In a last-minute bid to be elected President, John McCain is introducing legislation aimed at pushing cable companies to allow subscribers to purchase channels à la carte (French for "without all that crap"), as opposed to being forced to buy “a whole bunch of channels that that consumer may not want wish to subscribe to”—all part of a plan that he’s calling the Television Consumer Freedom Act. McCain, definitely no fan of being imprisoned by things, has had it with cable companies bundling their networks and forcing people to purchase great swaths of basic cable hinterland they never venture into, just to get their nice little acre of preferred entertainment. It’s a proposal McCain has made before—seven years ago, in fact—but as Americans increasingly look to other options that allow them more control over what they watch, it seems the time may be ripe for revolution. (Plus, this new bill has “Freedom” right in the title, and who’s going to vote against that?)

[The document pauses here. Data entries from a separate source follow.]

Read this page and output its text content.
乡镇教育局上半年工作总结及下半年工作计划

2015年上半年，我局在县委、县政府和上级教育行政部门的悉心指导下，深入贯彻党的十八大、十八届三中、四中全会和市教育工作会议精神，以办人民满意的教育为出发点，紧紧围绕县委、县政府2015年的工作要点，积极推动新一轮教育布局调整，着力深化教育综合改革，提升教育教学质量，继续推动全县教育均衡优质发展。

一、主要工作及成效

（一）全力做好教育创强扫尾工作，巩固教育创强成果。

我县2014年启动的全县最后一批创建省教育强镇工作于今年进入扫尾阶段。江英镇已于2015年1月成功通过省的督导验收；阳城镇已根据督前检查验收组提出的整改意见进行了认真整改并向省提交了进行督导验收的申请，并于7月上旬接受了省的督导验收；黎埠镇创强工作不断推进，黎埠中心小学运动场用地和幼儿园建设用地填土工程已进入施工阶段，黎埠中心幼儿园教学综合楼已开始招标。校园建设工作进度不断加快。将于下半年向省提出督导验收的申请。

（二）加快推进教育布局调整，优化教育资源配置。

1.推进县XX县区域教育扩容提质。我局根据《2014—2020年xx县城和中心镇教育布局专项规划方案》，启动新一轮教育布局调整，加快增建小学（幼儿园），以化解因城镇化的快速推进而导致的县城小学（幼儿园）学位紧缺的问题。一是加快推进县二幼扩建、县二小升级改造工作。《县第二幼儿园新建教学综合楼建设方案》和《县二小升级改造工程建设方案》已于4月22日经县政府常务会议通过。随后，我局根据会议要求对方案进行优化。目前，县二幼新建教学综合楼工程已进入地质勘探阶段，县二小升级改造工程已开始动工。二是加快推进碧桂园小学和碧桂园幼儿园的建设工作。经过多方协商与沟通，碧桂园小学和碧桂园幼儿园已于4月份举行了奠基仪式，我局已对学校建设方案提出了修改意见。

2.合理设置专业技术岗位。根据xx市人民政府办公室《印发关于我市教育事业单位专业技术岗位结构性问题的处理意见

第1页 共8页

Of course, as the L.A. Times points out, there’s probably not much reason to rush onto the Senate floor, hoist McCain on your shoulders, and proclaim him the new President Of Television just yet. For one thing, McCain no longer serves on the Senate Commerce Committee that oversees the media industry, so his influence has waned somewhat. For another, his bill introduces things that seem certain to rile not only cable companies, but broadcast networks and even the owners of professional sports teams: One provision would strip the licenses from any broadcasters who downgrade their programming or move it to cable—as Fox and CBS have recently threatened to do, in response to Aereo’s streaming of network shows over the Internet. Another would eliminate the long-suffered sports blackout rule that allows teams to keep games off your TV if tickets remain unsold, making it illegal to do so as long as those teams play in stadiums built with taxpayer money. (As in, almost all of them.)

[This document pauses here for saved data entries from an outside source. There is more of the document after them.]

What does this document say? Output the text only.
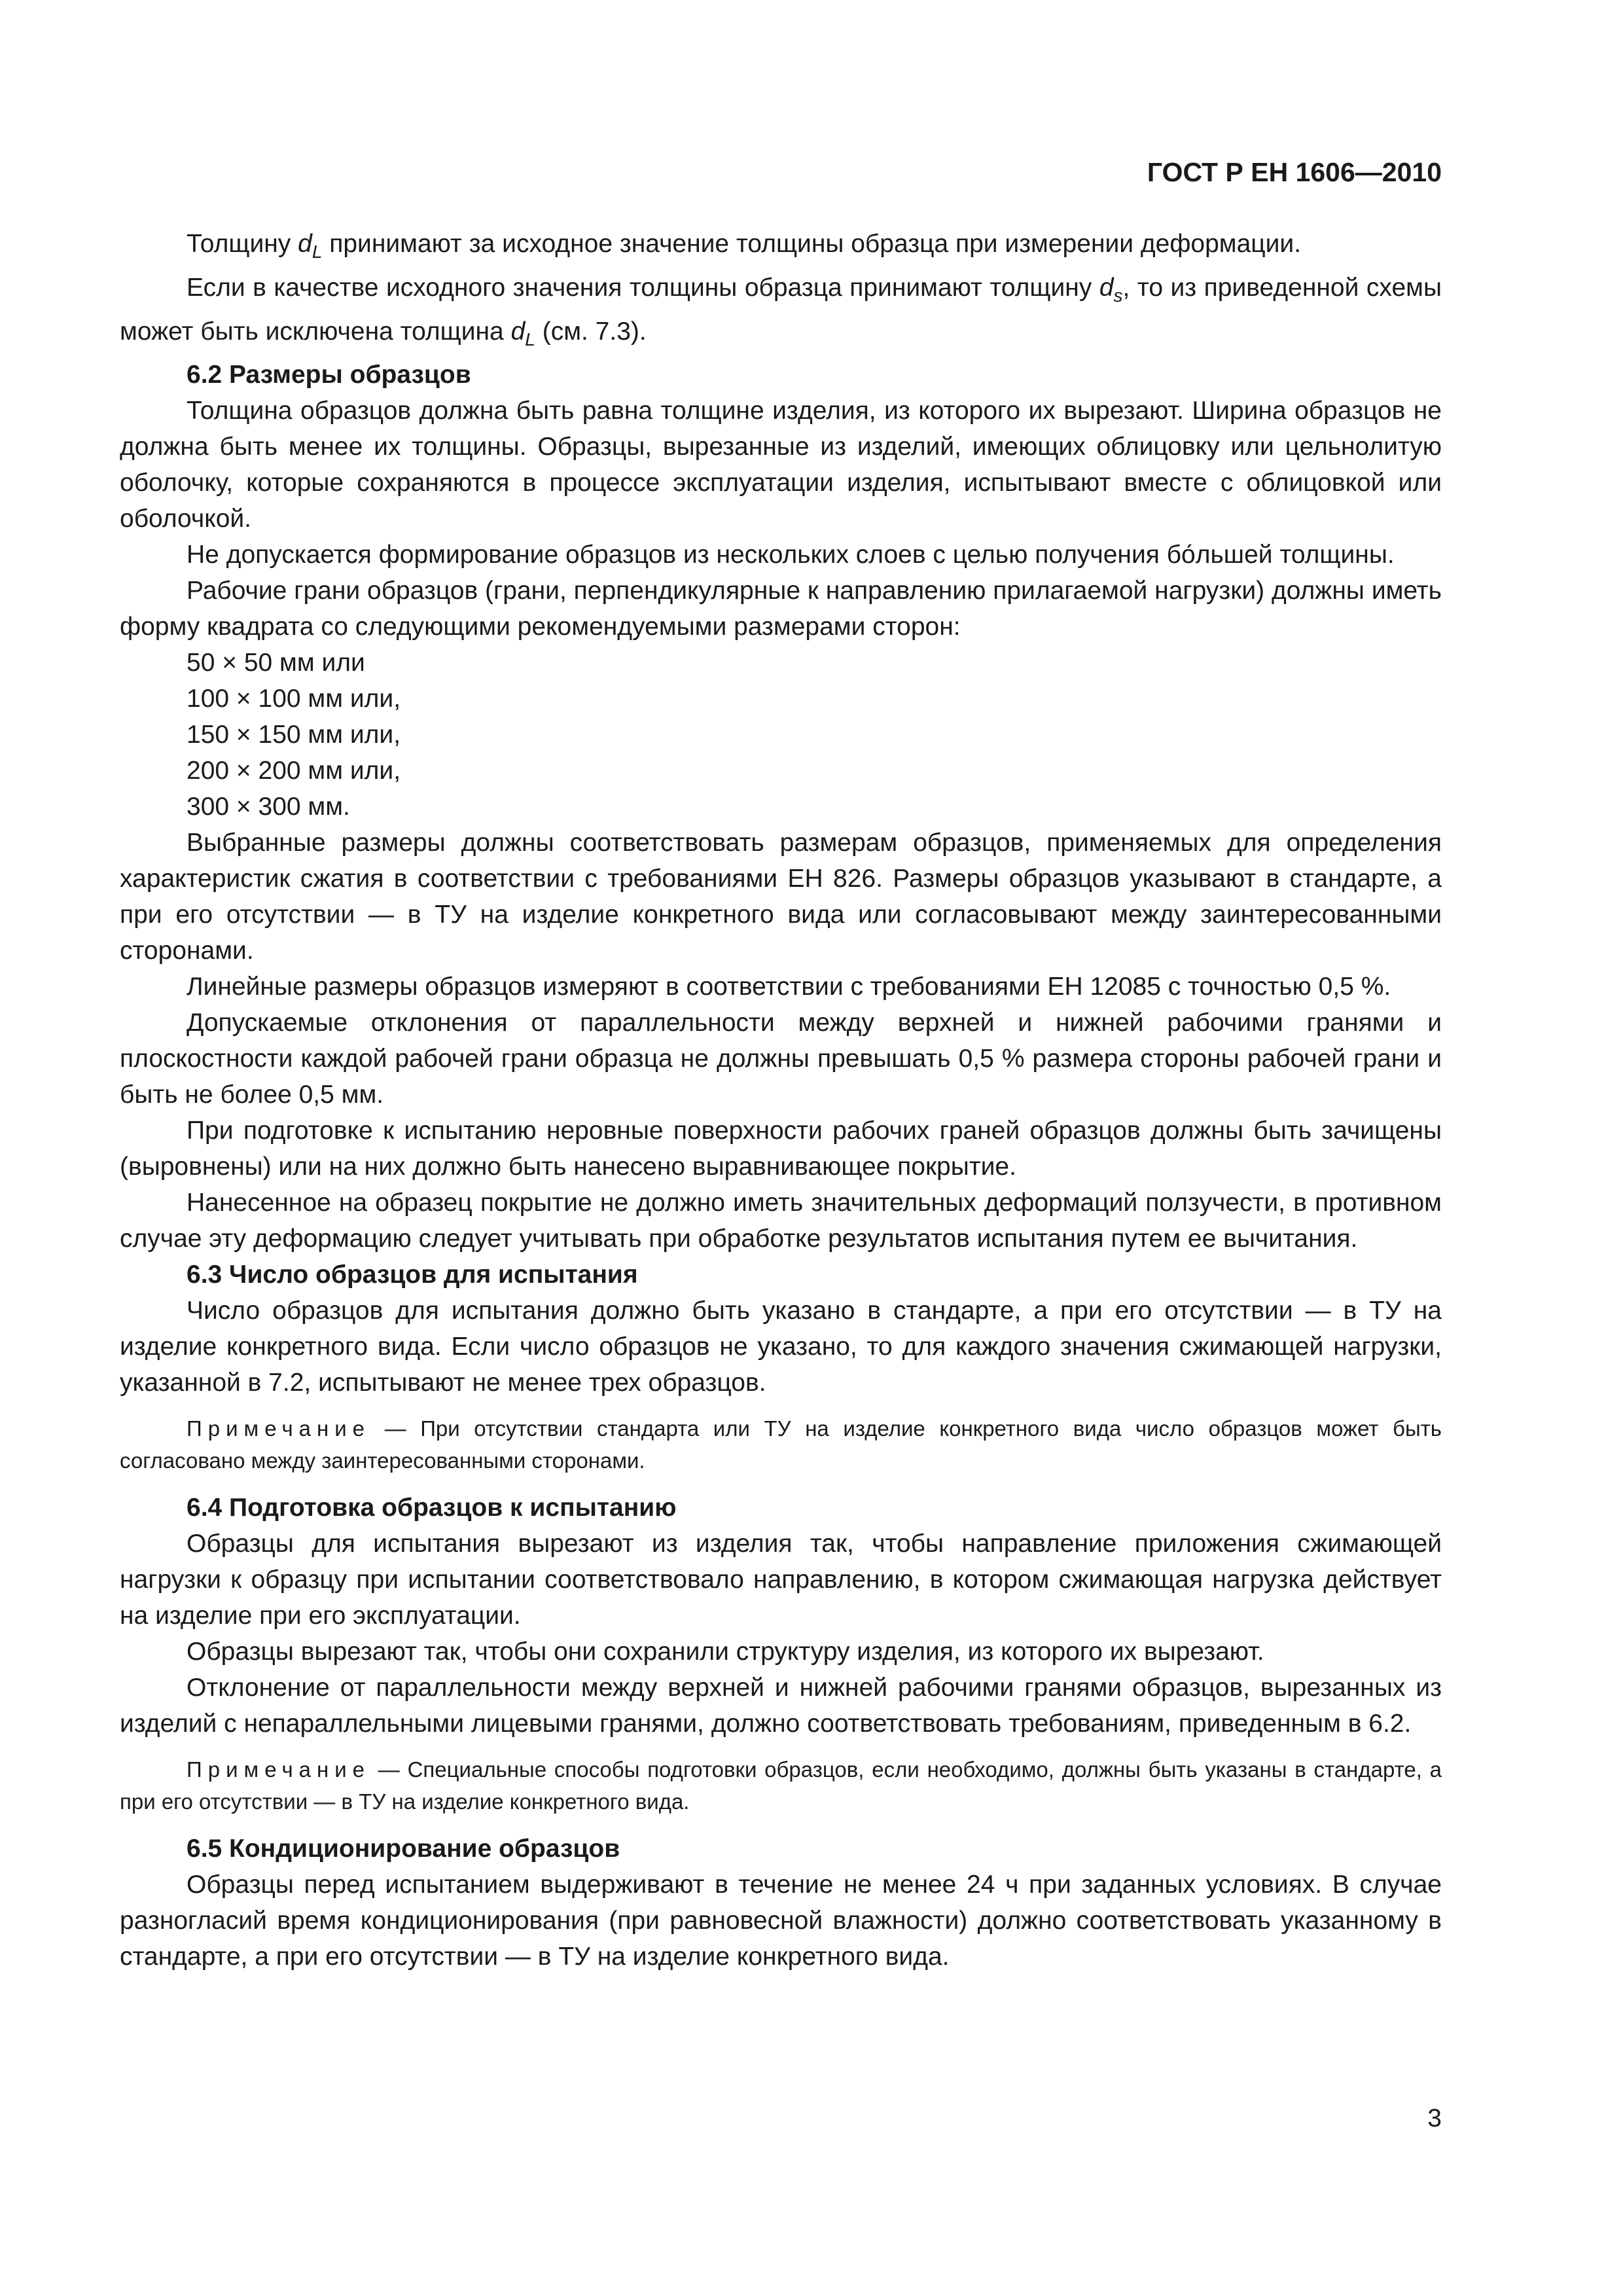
ГОСТ Р ЕН 1606—2010

Толщину $d_L$ принимают за исходное значение толщины образца при измерении деформации.

Если в качестве исходного значения толщины образца принимают толщину $d_s$, то из приведенной схемы может быть исключена толщина $d_L$ (см. 7.3).

6.2 Размеры образцов

Толщина образцов должна быть равна толщине изделия, из которого их вырезают. Ширина образцов не должна быть менее их толщины. Образцы, вырезанные из изделий, имеющих облицовку или цельнолитую оболочку, которые сохраняются в процессе эксплуатации изделия, испытывают вместе с облицовкой или оболочкой.

Не допускается формирование образцов из нескольких слоев с целью получения бо́льшей толщины.

Рабочие грани образцов (грани, перпендикулярные к направлению прилагаемой нагрузки) должны иметь форму квадрата со следующими рекомендуемыми размерами сторон:

50 × 50 мм или

100 × 100 мм или,

150 × 150 мм или,

200 × 200 мм или,

300 × 300 мм.

Выбранные размеры должны соответствовать размерам образцов, применяемых для определения характеристик сжатия в соответствии с требованиями ЕН 826. Размеры образцов указывают в стандарте, а при его отсутствии — в ТУ на изделие конкретного вида или согласовывают между заинтересованными сторонами.

Линейные размеры образцов измеряют в соответствии с требованиями ЕН 12085 с точностью 0,5 %.

Допускаемые отклонения от параллельности между верхней и нижней рабочими гранями и плоскостности каждой рабочей грани образца не должны превышать 0,5 % размера стороны рабочей грани и быть не более 0,5 мм.

При подготовке к испытанию неровные поверхности рабочих граней образцов должны быть зачищены (выровнены) или на них должно быть нанесено выравнивающее покрытие.

Нанесенное на образец покрытие не должно иметь значительных деформаций ползучести, в противном случае эту деформацию следует учитывать при обработке результатов испытания путем ее вычитания.

6.3 Число образцов для испытания

Число образцов для испытания должно быть указано в стандарте, а при его отсутствии — в ТУ на изделие конкретного вида. Если число образцов не указано, то для каждого значения сжимающей нагрузки, указанной в 7.2, испытывают не менее трех образцов.

Примечание — При отсутствии стандарта или ТУ на изделие конкретного вида число образцов может быть согласовано между заинтересованными сторонами.
6.4 Подготовка образцов к испытанию

Образцы для испытания вырезают из изделия так, чтобы направление приложения сжимающей нагрузки к образцу при испытании соответствовало направлению, в котором сжимающая нагрузка действует на изделие при его эксплуатации.

Образцы вырезают так, чтобы они сохранили структуру изделия, из которого их вырезают.

Отклонение от параллельности между верхней и нижней рабочими гранями образцов, вырезанных из изделий с непараллельными лицевыми гранями, должно соответствовать требованиям, приведенным в 6.2.

Примечание — Специальные способы подготовки образцов, если необходимо, должны быть указаны в стандарте, а при его отсутствии — в ТУ на изделие конкретного вида.
6.5 Кондиционирование образцов

Образцы перед испытанием выдерживают в течение не менее 24 ч при заданных условиях. В случае разногласий время кондиционирования (при равновесной влажности) должно соответствовать указанному в стандарте, а при его отсутствии — в ТУ на изделие конкретного вида.

3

In short, McCain is taking on a lot of powerful lobbies here all at once—and even if he somehow succeeds in overcoming them and pushing this legislation through, like so many well-intentioned bills, it will surely have plenty of unintended negative consequences. Most immediately and obviously, cable companies will almost certainly hike the prices of the most-desirable individual channels, until old-fashioned bundling looks far cheaper. (Cable companies like to make money.) Still, however much of a lost cause this campaign may turn out to be, it’s nice to see John McCain taking a break from Benghazi to go after something important.